Yes, exactly this. If I didn't care about price at all, I'd exclusively use this model. It functions more like an actual engineer. I'm in the midst of a DB migration, and eg 5.5 continually suggests stuff like "use DB X instead of DB Y for task Z because its 30% faster" which is an impossibility of reality, given we are migrating DBs. Fable jumped in, reduced allocs by literally 46x, found multiple bugs 4.8 and 5.5 created (max file system usage, correctness issues, etc), and continually suggested awesome improvements unprompted. As in, it would finish a task and then suggest we tackle this other existing problem I didn't know about in a very specific manner... this is the first model that feels like its coming for my job.
I'm having the same experience. I'm in the process of implementing a new CRDT for realtime collaborative editing. There just aren't a lot of implementations of CRDTs kicking around online for opus or any of the other models to have good design instincts.
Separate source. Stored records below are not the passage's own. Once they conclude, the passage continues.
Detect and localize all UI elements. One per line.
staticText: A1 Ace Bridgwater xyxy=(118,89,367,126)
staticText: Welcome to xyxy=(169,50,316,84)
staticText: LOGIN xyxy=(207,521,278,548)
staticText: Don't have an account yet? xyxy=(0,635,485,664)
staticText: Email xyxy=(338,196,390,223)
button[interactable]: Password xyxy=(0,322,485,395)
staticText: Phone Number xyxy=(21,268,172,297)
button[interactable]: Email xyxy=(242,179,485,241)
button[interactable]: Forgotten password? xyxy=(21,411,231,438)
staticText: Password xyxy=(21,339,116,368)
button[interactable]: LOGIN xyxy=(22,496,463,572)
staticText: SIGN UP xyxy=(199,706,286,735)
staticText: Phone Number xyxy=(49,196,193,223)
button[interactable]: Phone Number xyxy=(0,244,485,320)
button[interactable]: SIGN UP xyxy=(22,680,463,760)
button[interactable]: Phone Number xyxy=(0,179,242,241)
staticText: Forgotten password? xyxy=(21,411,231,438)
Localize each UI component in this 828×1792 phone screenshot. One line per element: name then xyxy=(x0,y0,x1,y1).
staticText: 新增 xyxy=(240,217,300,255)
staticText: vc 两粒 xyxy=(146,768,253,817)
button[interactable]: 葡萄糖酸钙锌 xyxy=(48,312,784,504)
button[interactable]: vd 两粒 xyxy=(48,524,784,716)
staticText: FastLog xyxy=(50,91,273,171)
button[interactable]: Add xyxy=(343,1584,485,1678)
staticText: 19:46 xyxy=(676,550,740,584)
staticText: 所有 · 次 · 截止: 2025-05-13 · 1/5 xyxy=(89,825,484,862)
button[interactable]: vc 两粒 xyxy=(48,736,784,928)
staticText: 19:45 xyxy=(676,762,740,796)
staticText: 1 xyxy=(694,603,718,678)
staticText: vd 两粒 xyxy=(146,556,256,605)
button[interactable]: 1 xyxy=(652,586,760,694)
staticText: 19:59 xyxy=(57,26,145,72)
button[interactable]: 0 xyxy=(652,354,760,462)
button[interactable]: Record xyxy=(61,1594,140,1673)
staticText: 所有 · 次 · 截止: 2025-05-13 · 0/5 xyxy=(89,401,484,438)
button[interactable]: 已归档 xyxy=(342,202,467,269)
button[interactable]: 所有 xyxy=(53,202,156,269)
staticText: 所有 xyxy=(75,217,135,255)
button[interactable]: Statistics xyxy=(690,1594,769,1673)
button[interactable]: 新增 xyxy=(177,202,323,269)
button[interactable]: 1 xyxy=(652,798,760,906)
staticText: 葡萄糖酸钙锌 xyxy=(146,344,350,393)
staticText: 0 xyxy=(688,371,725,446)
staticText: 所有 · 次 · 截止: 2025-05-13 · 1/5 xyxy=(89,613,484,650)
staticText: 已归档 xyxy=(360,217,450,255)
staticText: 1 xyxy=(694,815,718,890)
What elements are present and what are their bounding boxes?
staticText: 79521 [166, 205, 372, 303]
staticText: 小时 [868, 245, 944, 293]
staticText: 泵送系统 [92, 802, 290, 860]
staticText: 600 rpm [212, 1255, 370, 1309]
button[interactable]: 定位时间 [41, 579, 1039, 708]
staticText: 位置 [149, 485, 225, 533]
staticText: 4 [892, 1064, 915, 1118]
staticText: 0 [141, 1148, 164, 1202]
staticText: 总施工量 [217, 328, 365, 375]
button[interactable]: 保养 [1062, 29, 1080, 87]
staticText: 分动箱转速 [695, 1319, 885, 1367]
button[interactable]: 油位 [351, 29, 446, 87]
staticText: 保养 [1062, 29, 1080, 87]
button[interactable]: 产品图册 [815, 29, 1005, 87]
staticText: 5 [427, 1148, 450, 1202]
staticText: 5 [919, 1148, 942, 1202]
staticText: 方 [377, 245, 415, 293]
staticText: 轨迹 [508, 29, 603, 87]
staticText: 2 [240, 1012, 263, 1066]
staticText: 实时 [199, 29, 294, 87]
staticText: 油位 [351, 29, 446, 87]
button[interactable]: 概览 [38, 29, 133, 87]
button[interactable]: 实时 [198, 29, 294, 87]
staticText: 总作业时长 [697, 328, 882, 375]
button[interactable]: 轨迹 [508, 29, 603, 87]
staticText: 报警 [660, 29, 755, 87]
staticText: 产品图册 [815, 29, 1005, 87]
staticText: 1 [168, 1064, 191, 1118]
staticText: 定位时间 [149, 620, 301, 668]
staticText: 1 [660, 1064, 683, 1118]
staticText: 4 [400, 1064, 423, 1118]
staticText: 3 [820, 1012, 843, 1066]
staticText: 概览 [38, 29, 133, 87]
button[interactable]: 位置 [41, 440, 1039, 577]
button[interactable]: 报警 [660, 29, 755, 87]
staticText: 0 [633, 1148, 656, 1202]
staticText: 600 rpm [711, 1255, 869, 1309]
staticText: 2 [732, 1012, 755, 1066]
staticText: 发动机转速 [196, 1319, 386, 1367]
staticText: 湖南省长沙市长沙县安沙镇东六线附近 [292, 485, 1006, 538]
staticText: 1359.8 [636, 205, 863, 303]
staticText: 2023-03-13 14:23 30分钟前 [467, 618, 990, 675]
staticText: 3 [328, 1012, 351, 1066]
Fable is doing - so far - a great job. I just had one big question around how part of it should work. I had a design sketch, but with some big unknowns. I asked fable to figure it out via reasoning and prototyping, and it did - it even, under its own initiative, wrote a fuzzer for its prototype which explored and verified that its reasoning was correct. It absolutely nailed it. And it found, and fixed, a couple bugs that I'd missed.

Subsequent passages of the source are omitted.